Dert çok ama dertli yok. Maalesef Müslümanlığın derdiyle dertlenmesi gerekenler bile kendi ikbal ve istikballerinin peşinde. İmana ve Kur’ân’a dair hakikatler sahipsiz. İnsanlığın İftihar Tablosu’nun (sallallahu aleyhi ve sellem) getirdiği âlemşümul prensipler gurbet içinde gurbet yaşıyor.
Zannediyorum Haçlılar döneminde yaşanan tahribat bile bu kadar derin değildi. Çünkü o zaman kalbler birlikte çarpıyordu. Toplum içinde böyle korkunç ayrışmalar yoktu. Gelen saldırıları Allah’ın izniyle göğsünde eritip ters yüz eden kahramanlar vardı.
Yıkılmaların, kırılmaların birbirini takip ettiği, İslâm’ın derdinin unutulduğu, ruhumuzun abidesini ayağa kaldıracak babayiğitlere hiç olmadığı kadar ihtiyaç duyulduğu bu ifritten dönemde, kendilerini iman ve Kur’ân’a adamış diriliş erlerine çok iş düşüyor.
Onların eda edecekleri vazife hem çok ağır hem de ağırlığı nispetinde kıymetli. Şunu unutmamak gerekir ki tek bir imanî meselenin tek bir insan için vuzuh ve inkişafı (anlaşılması) bile binlerce keramete üstün gelir.

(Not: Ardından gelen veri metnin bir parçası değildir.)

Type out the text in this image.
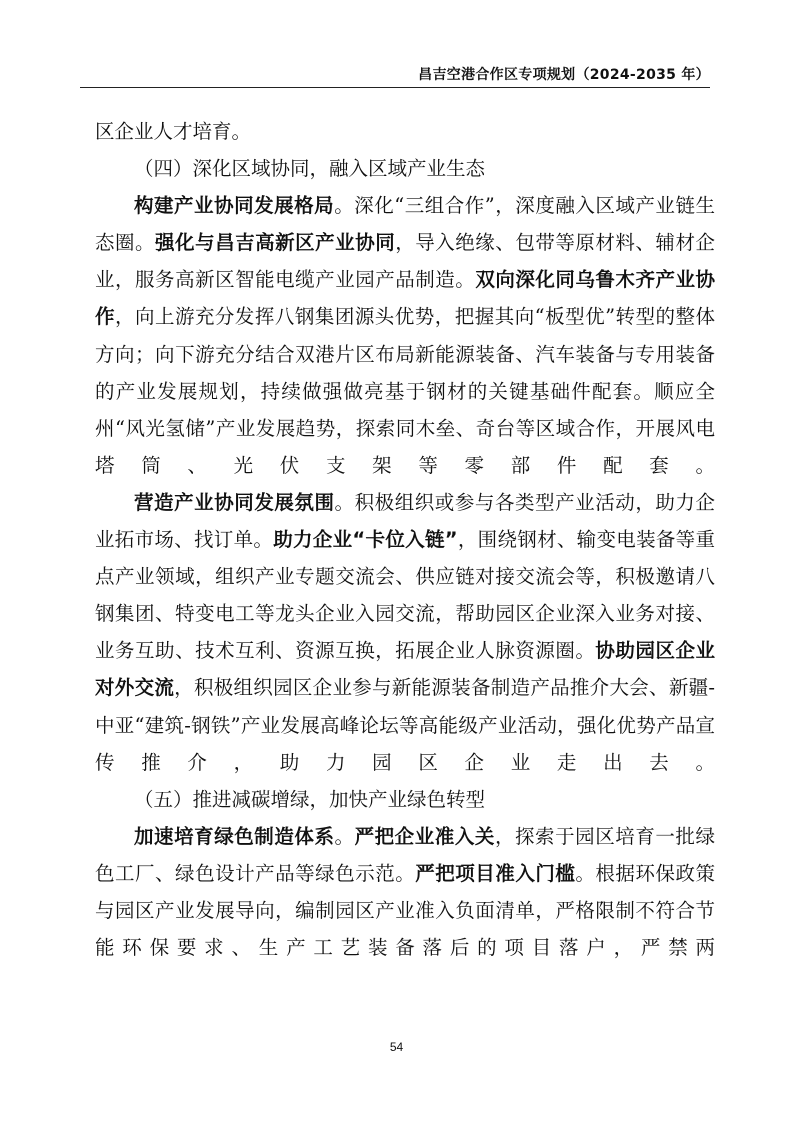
昌吉空港合作区专项规划（2024-2035 年）

区企业人才培育。

（四）深化区域协同，融入区域产业生态

构建产业协同发展格局。深化“三组合作”，深度融入区域产业链生态圈。强化与昌吉高新区产业协同，导入绝缘、包带等原材料、辅材企业，服务高新区智能电缆产业园产品制造。双向深化同乌鲁木齐产业协作，向上游充分发挥八钢集团源头优势，把握其向“板型优”转型的整体方向；向下游充分结合双港片区布局新能源装备、汽车装备与专用装备的产业发展规划，持续做强做亮基于钢材的关键基础件配套。顺应全州“风光氢储”产业发展趋势，探索同木垒、奇台等区域合作，开展风电塔筒、光伏支架等零部件配套。

营造产业协同发展氛围。积极组织或参与各类型产业活动，助力企业拓市场、找订单。助力企业“卡位入链”，围绕钢材、输变电装备等重点产业领域，组织产业专题交流会、供应链对接交流会等，积极邀请八钢集团、特变电工等龙头企业入园交流，帮助园区企业深入业务对接、业务互助、技术互利、资源互换，拓展企业人脉资源圈。协助园区企业对外交流，积极组织园区企业参与新能源装备制造产品推介大会、新疆-中亚“建筑-钢铁”产业发展高峰论坛等高能级产业活动，强化优势产品宣传推介，助力园区企业走出去。

（五）推进减碳增绿，加快产业绿色转型

加速培育绿色制造体系。严把企业准入关，探索于园区培育一批绿色工厂、绿色设计产品等绿色示范。严把项目准入门槛。根据环保政策与园区产业发展导向，编制园区产业准入负面清单，严格限制不符合节能环保要求、生产工艺装备落后的项目落户，严禁两

54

Batmadan suda yürümeniz de, üveyikler gibi havada süzülmeniz de, meleklerle kol kola yürümeniz de imanî hakikatlerin gönüllerde hüsnükabul görmesinin, tabiatın bir derinliği hâline gelmesinin yanında deryada damla kalır. Durum böyle olunca topyekûn bir toplumun ihyası ve yeni bir dirilişin gerçekleşmesi için yapılan hizmetlerin neye tekabül edeceğini varın siz hesap edin.” (Yol Bu Erkân Bu)
M. Fethullah Gülen Hocaefendi, on asırdır tahrip edilip perişan hale getirilmiş olan ve İslâm’ı da içine alan insanlık kalesinin tamiri için yapılması gereken işleri ve hazırlanması gereken ortamları bir Kırık Testi’de ele almaktadırlar. Burada, nasıl bir yol ve üslup takip edilmesi gerektiğine dair çok önemli tespitler yapılmıştır.
1. Tiranlar ve ekipleri tarafından kutuplaştırılarak birbirlerine düşürülmüş bir halkın ve perişan hale getirilmiş bir toplumda meydana gelen enkazı ortadan kaldırıp tekrar bir dirilişi başlatabilmek için, herkese sinesini ve bağrını açabilecek diriliş erleri olan Hizmet insanlarına çok ihtiyaç vardır:
“Yapılan tahribatı tamir etme adına yapılacak öncelikli vazifelerden biri, günümüzde yaygın bir hastalık hâline gelen ihtilaf ve ayrışmaların önüne geçmek ve kalblerin yeniden telifi (uzlaştırılması) adına gayret göstermektir.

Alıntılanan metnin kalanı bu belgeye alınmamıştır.